I am scraping pieces of data from search results. The location/Index Numbers are different in a few cases.
Basically, the exact text I need scraped from the html below is "7XB21".
<dl class="last">
::before
<dt>Part Code:</dt>
<dd>
"7XB21"
<span class="separator">,</span>
< /dd>
<dt>Weight:</dt>
<dd>97</dd>
</dl>
This is easy to do the with Python code below, as it gets me the result I need which is "7XB21"
modelcode_container = container.find_all("dd")
modelcode = (modelcode_container[5].text)

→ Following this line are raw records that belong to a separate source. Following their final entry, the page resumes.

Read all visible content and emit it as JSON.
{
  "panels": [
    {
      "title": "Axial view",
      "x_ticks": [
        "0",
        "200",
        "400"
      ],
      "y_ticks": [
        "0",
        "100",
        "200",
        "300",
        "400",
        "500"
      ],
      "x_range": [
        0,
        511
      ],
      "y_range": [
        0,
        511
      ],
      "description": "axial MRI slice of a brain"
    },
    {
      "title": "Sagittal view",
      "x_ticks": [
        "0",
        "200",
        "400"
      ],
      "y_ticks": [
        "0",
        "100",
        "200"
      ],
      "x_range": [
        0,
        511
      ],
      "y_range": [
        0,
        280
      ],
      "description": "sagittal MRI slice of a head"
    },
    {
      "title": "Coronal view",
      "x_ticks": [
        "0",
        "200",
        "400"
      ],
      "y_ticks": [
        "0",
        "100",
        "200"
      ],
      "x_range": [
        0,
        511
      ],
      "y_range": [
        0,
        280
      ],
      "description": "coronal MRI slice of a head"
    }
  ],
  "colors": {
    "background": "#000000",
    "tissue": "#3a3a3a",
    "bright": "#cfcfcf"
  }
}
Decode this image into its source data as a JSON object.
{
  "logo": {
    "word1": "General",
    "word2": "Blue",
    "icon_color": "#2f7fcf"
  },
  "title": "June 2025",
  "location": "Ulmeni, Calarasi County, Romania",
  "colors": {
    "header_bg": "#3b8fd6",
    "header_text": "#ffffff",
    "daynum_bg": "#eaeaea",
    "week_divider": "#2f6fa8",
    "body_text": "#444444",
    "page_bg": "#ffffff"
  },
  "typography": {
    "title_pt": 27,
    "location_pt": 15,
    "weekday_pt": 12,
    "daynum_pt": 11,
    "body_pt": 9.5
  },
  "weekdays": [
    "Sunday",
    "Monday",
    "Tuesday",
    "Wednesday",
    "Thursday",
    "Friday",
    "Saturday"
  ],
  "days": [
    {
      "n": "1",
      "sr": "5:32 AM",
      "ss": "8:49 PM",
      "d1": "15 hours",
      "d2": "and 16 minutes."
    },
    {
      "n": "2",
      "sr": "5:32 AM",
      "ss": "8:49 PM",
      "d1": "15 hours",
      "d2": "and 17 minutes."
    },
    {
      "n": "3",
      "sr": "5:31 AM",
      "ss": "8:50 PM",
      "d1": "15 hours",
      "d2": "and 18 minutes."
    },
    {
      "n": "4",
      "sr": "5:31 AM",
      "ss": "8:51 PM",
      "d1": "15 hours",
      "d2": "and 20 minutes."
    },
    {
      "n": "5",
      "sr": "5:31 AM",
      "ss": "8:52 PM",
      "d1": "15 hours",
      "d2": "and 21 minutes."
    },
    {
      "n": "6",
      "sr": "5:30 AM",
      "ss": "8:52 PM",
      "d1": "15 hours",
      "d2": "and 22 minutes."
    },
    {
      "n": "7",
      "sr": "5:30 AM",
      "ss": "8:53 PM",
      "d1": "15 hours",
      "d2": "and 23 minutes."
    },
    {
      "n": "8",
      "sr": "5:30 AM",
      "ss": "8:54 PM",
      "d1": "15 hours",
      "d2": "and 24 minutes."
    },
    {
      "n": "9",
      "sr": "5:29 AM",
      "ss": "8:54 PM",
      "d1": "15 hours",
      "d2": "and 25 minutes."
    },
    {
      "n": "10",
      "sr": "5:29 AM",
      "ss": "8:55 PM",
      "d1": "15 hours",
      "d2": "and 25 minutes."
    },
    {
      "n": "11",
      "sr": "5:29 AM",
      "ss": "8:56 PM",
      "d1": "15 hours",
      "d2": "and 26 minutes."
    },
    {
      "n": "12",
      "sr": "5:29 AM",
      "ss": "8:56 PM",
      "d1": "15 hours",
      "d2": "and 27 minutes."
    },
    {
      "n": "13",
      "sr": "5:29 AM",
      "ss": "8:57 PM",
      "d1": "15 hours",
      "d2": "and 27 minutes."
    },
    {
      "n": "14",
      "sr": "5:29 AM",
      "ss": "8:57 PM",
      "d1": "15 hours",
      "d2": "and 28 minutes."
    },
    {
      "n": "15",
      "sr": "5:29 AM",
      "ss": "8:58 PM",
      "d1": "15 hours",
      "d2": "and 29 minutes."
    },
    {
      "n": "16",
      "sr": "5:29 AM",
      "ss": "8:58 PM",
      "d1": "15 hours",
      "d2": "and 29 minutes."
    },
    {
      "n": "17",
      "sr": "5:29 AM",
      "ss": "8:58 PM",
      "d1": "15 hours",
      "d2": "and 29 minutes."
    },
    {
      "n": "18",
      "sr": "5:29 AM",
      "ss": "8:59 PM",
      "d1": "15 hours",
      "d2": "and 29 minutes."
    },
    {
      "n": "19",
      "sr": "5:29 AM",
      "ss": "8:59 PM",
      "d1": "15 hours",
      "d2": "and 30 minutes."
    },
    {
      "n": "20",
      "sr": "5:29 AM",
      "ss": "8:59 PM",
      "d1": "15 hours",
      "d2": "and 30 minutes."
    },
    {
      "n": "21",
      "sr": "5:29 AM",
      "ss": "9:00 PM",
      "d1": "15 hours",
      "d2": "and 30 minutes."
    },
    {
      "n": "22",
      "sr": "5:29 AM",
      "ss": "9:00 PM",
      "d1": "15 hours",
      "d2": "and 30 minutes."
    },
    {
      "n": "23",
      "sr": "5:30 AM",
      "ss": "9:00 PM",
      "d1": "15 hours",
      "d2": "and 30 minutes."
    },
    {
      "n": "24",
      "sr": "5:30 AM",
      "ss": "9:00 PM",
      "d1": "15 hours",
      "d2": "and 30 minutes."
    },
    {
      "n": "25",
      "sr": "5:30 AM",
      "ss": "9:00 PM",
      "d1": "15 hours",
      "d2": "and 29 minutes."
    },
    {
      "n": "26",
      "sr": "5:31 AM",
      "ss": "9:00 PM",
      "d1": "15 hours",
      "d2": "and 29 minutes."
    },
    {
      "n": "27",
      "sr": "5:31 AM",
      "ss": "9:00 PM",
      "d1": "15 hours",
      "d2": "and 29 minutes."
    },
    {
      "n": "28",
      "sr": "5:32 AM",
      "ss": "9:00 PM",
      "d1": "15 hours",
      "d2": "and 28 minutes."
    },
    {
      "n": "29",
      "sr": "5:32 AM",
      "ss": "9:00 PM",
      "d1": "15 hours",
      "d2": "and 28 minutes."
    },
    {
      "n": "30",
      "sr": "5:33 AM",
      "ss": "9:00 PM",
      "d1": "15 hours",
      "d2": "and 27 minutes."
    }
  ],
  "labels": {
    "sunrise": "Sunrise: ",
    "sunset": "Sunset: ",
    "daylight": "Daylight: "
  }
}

HOWEVER! Some of the HTML code scraped, while being structured the same, lacks some information which the above example shows. Here is an example of the troublesome HTML:
<dl class="last">
<dt>Stock id:</dt>
<dd>c12
<span class="separator">,</span>
</dd>
<dt>Part Code:</dt>
<dd>
"8B727"
<span class="separator">,</span>
</dd>
<dt>Weight:</dt>
<dd>102</dd>
</dl>
Do you see the difference? I would need to specify a different index number to capture the proper data which is "8B727" in this case.
I am not sure how to go about setting that up, any help would be appreciated. Thank you!
If you are certain that <dt>Part Code:</dt>
occurs before that you could use find_next_sibling() to get the dd
tag next to it.
soup.find('dt',text="Part Code:").find_next_sibling('dd')